There isn’t time to detail the story of Riker’s island as Hutton does, but in summary, she describes how the island which held Rikers prison and the New York city dump, went from being a toxic zone of rat-infested pollution, to becoming a tree nursery for trees specifically grown to compete well in the harsh urban environment (London planes being one of these species). The young trees were planted, tended and maintained by prison inmates, for whom the labour was considered a source of rehabilitation, and preferable work, as it was outdoors, physical and nourishing to the soul as well as the body. Never mind that it was still done for no pay and that when eventually prisoners did start getting paid for their labour, even up to the 1980s inmates who worked on the Rikers island nursery were only paid 50 cents an hour.

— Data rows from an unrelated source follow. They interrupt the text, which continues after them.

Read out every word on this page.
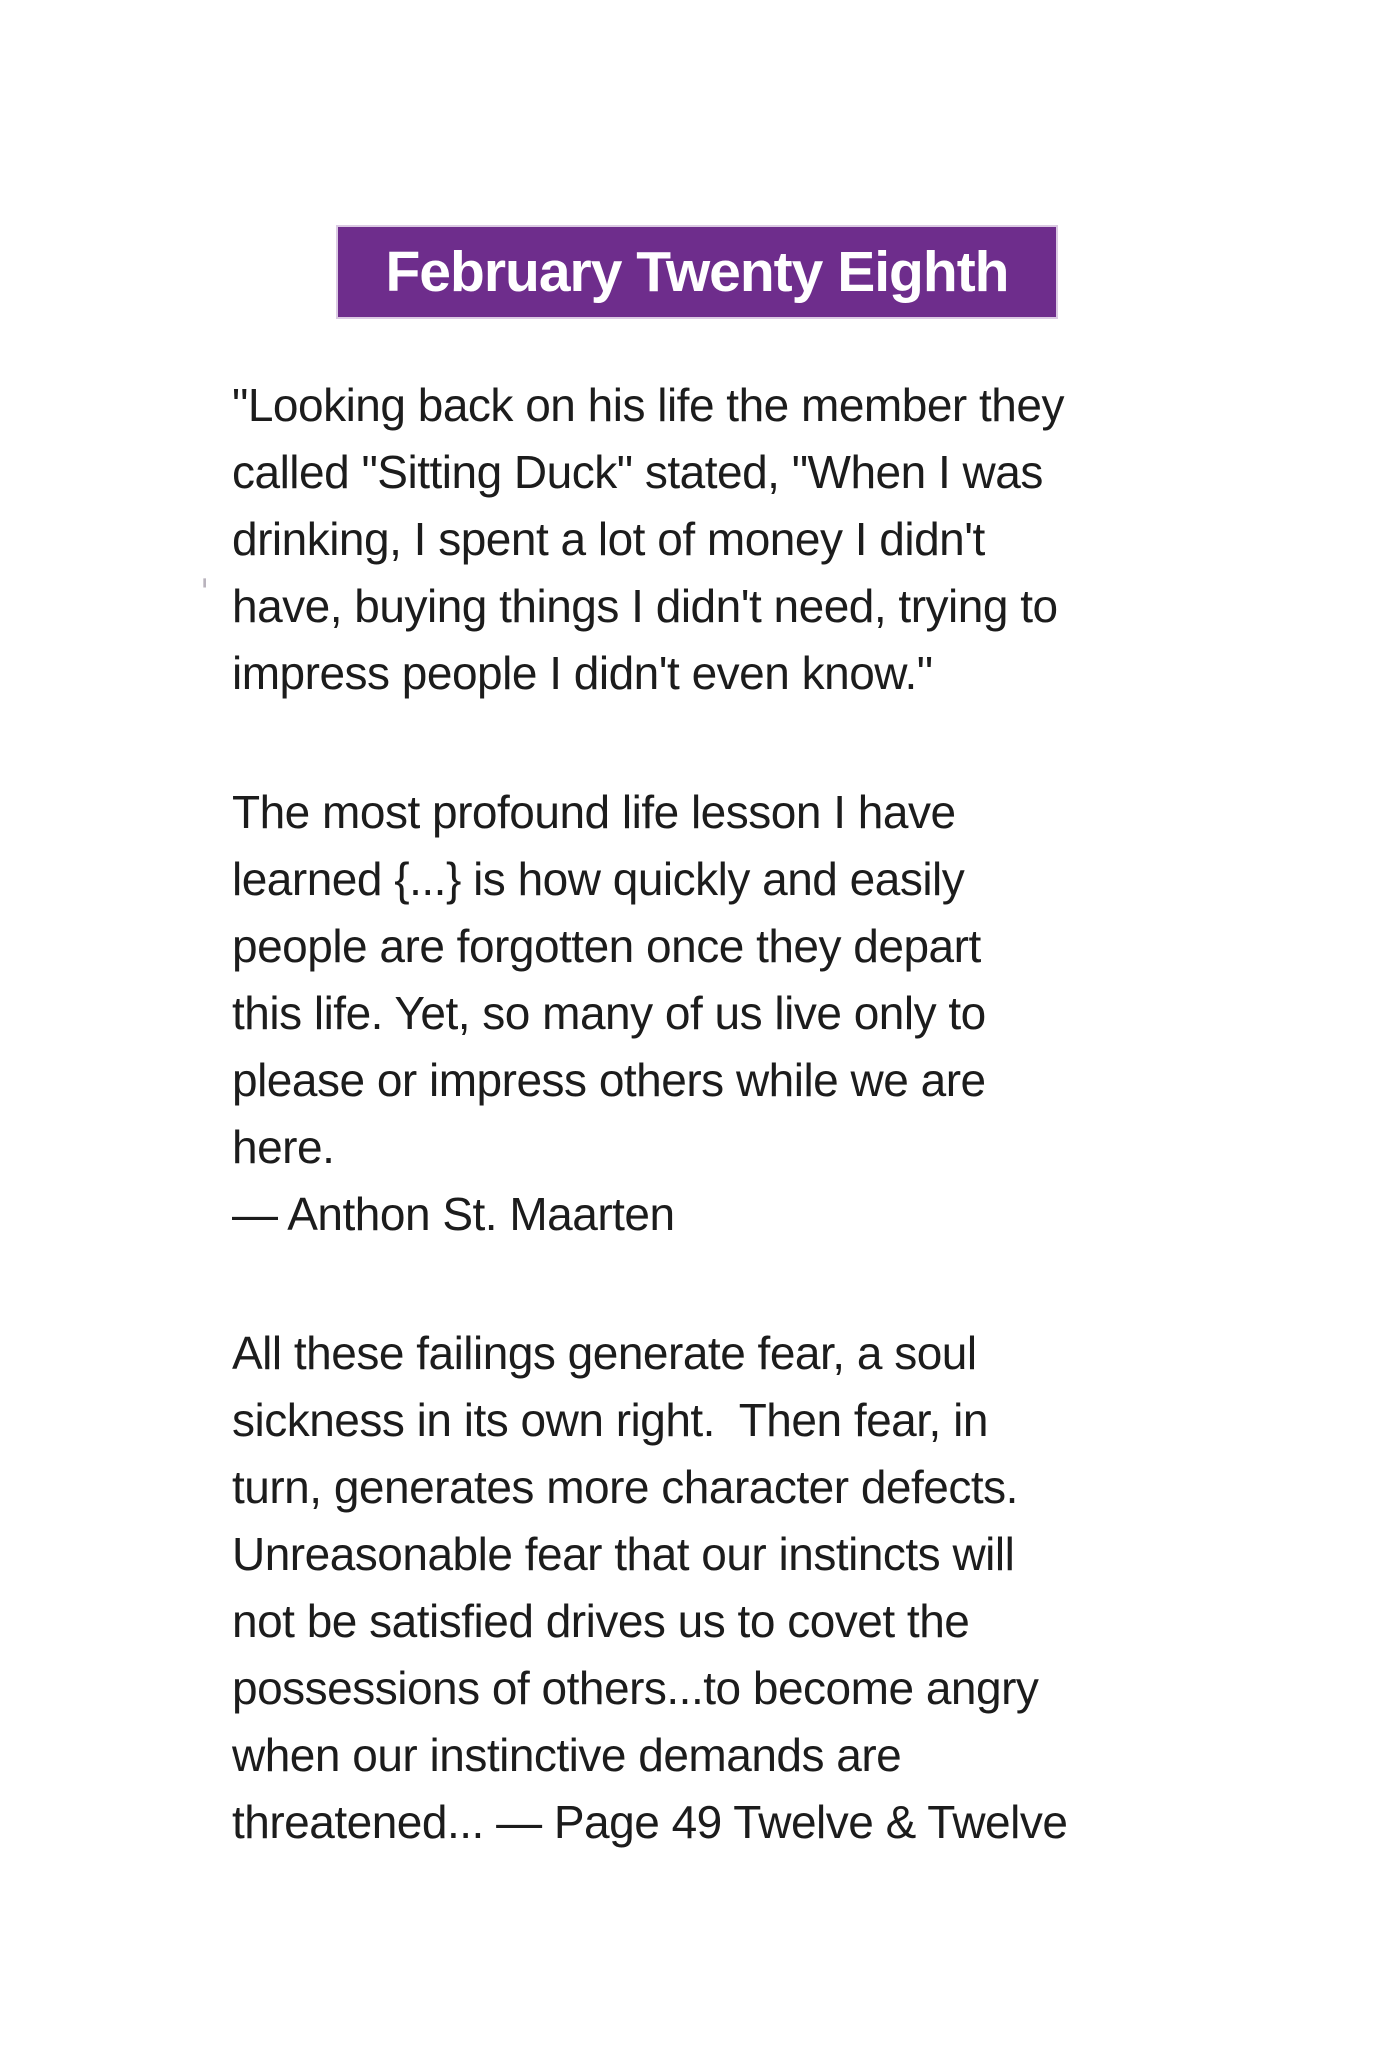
February Twenty Eighth
'
"Looking back on his life the member they
called "Sitting Duck" stated, "When I was
drinking, I spent a lot of money I didn't
have, buying things I didn't need, trying to
impress people I didn't even know."
The most profound life lesson I have
learned {...} is how quickly and easily
people are forgotten once they depart
this life. Yet, so many of us live only to
please or impress others while we are
here.
— Anthon St. Maarten
All these failings generate fear, a soul
sickness in its own right.  Then fear, in
turn, generates more character defects.
Unreasonable fear that our instincts will
not be satisfied drives us to covet the
possessions of others...to become angry
when our instinctive demands are
threatened... — Page 49 Twelve & Twelve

Add to this the disproportionate number of incarcerations from black and Hispanic areas of the city following the introduction of new drug-laws in the early 1970s, that were directly targeted in viscious sweeps by police throughout neighbourhoods such as central Harlem, and the Rikers island London plane trees begin to tell another story in which amelioration and exploitation go hand-in-hand.

For Hutton what is important to remember about these trees, is that, robust as they are, they don’t survive alone. They have to be grown and when planted, maintained. They will flourish in a setting of civic investment – financial and social – an investment, that while always welcome, is all too often as uneven and unequal as the dappled shade they offer.

Hutton has checked and is sure that that first Plane tree sapling, planted on 7th Ave in Harlem in 1959 is still there, outside a hairdresser’s shop. Unsurprisingly, the area has been increasingly gentrified, and its black communities pushed further and further out of the city, not least because the trees are there. But the value of the growing and the planting of that tree should not be downplayed, despite the inequities and injustices that followed in its wake.

The trees give life to the city, and more than that they stand for life in the city as a place where people live. Here in central London, after a long year of retreat and loss, it is good to take part again in the life of our city outside the home, in its public spaces, its streets and roads, and parks. Here as we stand and walk under the London Planes, so full of Summer, so full of the hope that we can make a better place, a less unequal city, I’m sure I find you Julia. I’m sure you’re here.